Vectors may seem very difficult when you're first introduced to them, but I hope this video helps you see they're not that scary! This is the start of a whole series of linear algebra, and I will cover vectors, the scalar product, matrices, eigenvalues/ eigenvectors and Dirac notation.


Prove these 2 statements about bases
1. If you have two different bases for the same space, then they must have the same number of basis elements in them. (E.g, there are many different choices of basis for the plane, but no matter what basis you choose, there are only 2 vectors in each basis.)

2. Once you pick a basis (say {v_1, v_2}), there's only one correct way to write another vector as a linear combination of the basis vectors.
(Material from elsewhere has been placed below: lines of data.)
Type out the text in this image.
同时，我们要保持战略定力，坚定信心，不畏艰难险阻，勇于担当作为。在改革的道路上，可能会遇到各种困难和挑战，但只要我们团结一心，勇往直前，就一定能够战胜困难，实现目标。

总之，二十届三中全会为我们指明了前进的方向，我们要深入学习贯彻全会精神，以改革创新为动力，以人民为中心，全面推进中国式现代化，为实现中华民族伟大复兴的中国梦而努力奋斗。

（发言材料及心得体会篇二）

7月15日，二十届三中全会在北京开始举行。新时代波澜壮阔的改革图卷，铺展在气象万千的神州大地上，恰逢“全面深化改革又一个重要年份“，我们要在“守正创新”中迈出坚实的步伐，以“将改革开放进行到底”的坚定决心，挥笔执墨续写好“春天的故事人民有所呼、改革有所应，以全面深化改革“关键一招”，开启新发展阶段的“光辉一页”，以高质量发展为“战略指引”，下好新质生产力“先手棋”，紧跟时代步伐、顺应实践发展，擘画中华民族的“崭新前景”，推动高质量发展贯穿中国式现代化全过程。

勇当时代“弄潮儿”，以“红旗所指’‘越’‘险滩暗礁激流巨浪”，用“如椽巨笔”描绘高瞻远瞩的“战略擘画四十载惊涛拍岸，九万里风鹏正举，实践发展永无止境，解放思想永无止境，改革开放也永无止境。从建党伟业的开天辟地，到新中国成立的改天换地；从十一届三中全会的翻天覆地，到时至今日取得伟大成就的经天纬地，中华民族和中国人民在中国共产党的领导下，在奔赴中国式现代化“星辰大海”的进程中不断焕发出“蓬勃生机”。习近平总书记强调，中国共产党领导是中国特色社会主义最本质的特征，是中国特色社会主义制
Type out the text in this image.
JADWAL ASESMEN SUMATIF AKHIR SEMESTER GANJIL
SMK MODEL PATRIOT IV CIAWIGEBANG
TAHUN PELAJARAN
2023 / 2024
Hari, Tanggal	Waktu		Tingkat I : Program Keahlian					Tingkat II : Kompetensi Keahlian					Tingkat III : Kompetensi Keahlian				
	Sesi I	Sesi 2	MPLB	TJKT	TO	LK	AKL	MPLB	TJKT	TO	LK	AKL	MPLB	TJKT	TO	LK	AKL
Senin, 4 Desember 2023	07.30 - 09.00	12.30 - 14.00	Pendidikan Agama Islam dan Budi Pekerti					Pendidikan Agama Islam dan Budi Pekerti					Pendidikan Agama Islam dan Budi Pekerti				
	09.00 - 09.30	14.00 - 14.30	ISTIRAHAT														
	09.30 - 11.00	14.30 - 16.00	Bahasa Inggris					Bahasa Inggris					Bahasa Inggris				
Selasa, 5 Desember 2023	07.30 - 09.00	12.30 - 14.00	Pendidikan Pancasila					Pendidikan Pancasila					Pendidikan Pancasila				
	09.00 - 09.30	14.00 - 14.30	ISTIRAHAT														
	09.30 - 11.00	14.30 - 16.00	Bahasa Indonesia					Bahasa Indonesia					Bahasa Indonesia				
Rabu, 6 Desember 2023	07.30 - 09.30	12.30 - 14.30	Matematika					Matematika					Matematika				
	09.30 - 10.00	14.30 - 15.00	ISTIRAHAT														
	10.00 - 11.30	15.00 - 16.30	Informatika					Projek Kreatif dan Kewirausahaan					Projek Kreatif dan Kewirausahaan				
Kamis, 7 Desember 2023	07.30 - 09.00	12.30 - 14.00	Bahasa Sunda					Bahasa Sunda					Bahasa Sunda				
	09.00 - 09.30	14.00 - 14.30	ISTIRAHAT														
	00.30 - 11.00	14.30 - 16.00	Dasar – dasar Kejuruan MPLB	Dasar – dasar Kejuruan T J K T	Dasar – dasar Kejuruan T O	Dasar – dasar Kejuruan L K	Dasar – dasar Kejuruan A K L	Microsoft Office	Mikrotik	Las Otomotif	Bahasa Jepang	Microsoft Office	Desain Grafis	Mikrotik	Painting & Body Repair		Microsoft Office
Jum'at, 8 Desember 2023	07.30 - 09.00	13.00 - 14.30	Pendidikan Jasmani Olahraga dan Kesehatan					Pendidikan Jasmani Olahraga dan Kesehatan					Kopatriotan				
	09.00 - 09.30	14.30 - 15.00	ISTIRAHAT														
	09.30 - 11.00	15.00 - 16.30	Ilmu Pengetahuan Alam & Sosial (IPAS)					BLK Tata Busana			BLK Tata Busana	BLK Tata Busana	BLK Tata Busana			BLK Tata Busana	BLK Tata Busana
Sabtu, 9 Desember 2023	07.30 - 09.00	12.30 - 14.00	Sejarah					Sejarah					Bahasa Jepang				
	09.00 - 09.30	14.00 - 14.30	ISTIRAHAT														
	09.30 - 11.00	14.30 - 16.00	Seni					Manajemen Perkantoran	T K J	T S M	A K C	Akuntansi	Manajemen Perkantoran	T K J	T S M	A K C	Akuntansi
Eg, say v=a v_1+ b v_2. Then you can't also write v=a' v_1+ b' v_2, where a' and b' are different from a and b.

The multiple choice questions from Brilliant:
Q1. Which of these vectors is redundant (i.e. can be written as a linear combination of the other 2):
i) (1 2 3)
ii) (1 3 5)
iii) (2 5 8)
iv) Each of the above
The answer is available here:

Q2. Consider the following 3 vector spaces:
A= The vector space spanned by {(1 2)}
B= The vector space spanned by {(1 2), (2 3)}
C= The vector space spanned by {(1 2), (2 4), (3 6)}
Question: which of the following is true?
i) A is a subspace of B, which is a subspace of C
ii) C is a subspace of A, which is a subspace of B
iii) B is a subspace of C, which is a subspace of A
iv) A is a subspace of B and C, which are not subspaces of each other
The answer is here:

2 is easier, so let's do that first

Hint 2.1 Let's do the case with just 2 basis vectors first. If there are 2 basis vectors v_1 and v_2, the one thing you know about them is that they are not just a multiple of each other (otherwise it wouldn't be a basis). Try and get a contradiction with this fact.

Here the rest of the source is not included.